Small incision browplasty with midface elevation
Richard C. Allen, MD, PhD, FACS
Additional Notes: Length 04:53
This is Richard Allen at the University of Iowa. This video demonstrates an endoscopic browplasty with cheek elevation through the temporal scalp incisions. A conservative blepharoplasty has been marked on each side. These markings are then incised with the needle tip cautery. A flap of skin and orbicularis muscle is removed. Attention is directed to the temporal orbicularis muscle which is generously excised to weaken the brow depressing effect of this muscle. The medial fat pad is mobilized on each side and excised with the needle tip cautery. Dissection is then carried out between the orbicularis muscle and the orbital septum to the superior orbital rim. The superior orbital rim is identified and incised with the needle tip cautery. The periosteum is then elevated from the underlying bone.

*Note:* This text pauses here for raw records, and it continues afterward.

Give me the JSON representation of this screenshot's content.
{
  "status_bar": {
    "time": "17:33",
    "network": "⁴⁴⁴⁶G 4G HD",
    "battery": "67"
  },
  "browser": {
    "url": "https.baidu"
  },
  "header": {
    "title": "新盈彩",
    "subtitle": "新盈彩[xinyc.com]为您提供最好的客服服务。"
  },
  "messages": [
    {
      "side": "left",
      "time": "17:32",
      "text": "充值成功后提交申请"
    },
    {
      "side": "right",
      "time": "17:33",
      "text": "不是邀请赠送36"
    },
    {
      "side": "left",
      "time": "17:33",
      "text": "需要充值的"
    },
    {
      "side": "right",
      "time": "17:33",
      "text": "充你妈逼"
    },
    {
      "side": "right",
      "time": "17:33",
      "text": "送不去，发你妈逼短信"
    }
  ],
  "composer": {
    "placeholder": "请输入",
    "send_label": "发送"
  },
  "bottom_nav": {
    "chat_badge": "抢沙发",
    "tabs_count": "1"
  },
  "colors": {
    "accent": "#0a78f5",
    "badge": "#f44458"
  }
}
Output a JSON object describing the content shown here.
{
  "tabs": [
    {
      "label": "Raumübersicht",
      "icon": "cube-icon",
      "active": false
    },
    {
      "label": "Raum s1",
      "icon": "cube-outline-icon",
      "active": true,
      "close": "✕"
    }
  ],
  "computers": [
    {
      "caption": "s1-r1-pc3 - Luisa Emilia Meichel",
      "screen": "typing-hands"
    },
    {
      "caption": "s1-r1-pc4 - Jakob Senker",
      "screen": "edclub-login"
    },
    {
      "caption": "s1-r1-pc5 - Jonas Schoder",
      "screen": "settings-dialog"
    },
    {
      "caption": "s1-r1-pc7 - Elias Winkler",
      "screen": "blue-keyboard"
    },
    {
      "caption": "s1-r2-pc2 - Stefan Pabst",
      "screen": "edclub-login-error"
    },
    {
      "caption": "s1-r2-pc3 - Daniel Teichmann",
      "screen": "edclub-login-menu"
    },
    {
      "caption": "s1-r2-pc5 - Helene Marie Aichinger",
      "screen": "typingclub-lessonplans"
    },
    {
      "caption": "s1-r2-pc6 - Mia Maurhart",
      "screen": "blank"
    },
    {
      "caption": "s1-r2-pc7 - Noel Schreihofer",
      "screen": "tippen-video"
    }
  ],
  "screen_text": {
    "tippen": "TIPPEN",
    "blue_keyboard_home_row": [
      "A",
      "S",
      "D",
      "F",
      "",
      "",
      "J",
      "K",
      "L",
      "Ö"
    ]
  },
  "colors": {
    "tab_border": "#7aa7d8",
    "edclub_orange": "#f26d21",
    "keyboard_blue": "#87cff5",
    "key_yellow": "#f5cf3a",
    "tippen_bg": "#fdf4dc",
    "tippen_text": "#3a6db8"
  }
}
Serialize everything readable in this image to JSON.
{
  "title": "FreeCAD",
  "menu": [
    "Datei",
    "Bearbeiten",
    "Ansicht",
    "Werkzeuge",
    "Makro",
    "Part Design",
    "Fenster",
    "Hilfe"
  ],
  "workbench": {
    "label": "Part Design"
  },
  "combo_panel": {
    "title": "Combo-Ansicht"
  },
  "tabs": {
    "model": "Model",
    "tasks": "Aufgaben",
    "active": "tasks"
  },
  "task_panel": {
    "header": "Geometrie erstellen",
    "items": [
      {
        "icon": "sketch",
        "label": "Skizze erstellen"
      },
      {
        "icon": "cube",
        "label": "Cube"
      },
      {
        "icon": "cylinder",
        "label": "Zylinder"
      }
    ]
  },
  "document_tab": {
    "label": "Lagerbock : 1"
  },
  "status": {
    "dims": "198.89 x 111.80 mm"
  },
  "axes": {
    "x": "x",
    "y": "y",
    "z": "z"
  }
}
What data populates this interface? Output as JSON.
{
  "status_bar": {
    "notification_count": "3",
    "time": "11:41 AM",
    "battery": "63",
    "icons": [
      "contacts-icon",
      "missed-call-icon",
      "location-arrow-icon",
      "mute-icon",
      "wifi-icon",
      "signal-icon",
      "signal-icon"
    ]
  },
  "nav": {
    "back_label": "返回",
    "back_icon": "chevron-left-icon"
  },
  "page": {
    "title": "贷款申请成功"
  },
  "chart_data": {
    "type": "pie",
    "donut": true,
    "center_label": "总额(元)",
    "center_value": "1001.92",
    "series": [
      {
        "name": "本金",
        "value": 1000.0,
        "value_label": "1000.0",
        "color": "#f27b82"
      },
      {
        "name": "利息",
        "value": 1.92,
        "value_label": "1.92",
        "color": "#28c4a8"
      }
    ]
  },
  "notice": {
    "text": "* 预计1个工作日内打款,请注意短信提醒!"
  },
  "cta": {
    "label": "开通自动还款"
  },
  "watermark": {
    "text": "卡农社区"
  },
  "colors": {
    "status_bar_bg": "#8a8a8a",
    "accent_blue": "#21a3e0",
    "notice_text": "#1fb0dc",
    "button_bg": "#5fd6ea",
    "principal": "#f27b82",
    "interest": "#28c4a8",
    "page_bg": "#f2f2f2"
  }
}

Incisions are then made in the scalp and the long-handle periosteal elevator is used to perform a subperiosteal dissection in the area medial to the conjoined tendons. This is carried out inferiorly along the nasal bone. Attention is then directed temporally where the dissection was carried out along the surface of the deep temporalis fascia. The conjoined tendon is lysed on each side with Metzenbaum scissors. This results in the forehead being completely mobile. The Metzenbaums are then used to dissect inferiorly along the surface of the deep temporalis fascia to the zygoma. The malar eminence has been marked on each side. A stab incision is then made with the 15 blade on the markings at the malar eminence. A 3–0 Vicryl suture is then placed through the stab incision and retrieved superiorly. This is performed in the exact same manner on each side. The suture is placed with front biting pediatric sinoscopy forceps from the temporal forehead incision. The suture is then pulled through the stab incision. The sinoscopy forceps are then placed through a different portion of the stab incision so that the tissue can be engaged. The suture is regrasped. This results in an area of engagement by the suture at the area of the incision. Pulling on the sutures results in elevation of the cheek. This is demonstrated on each side. This not does not result in a significant cheek lift but it does provide stabilization of the cheek.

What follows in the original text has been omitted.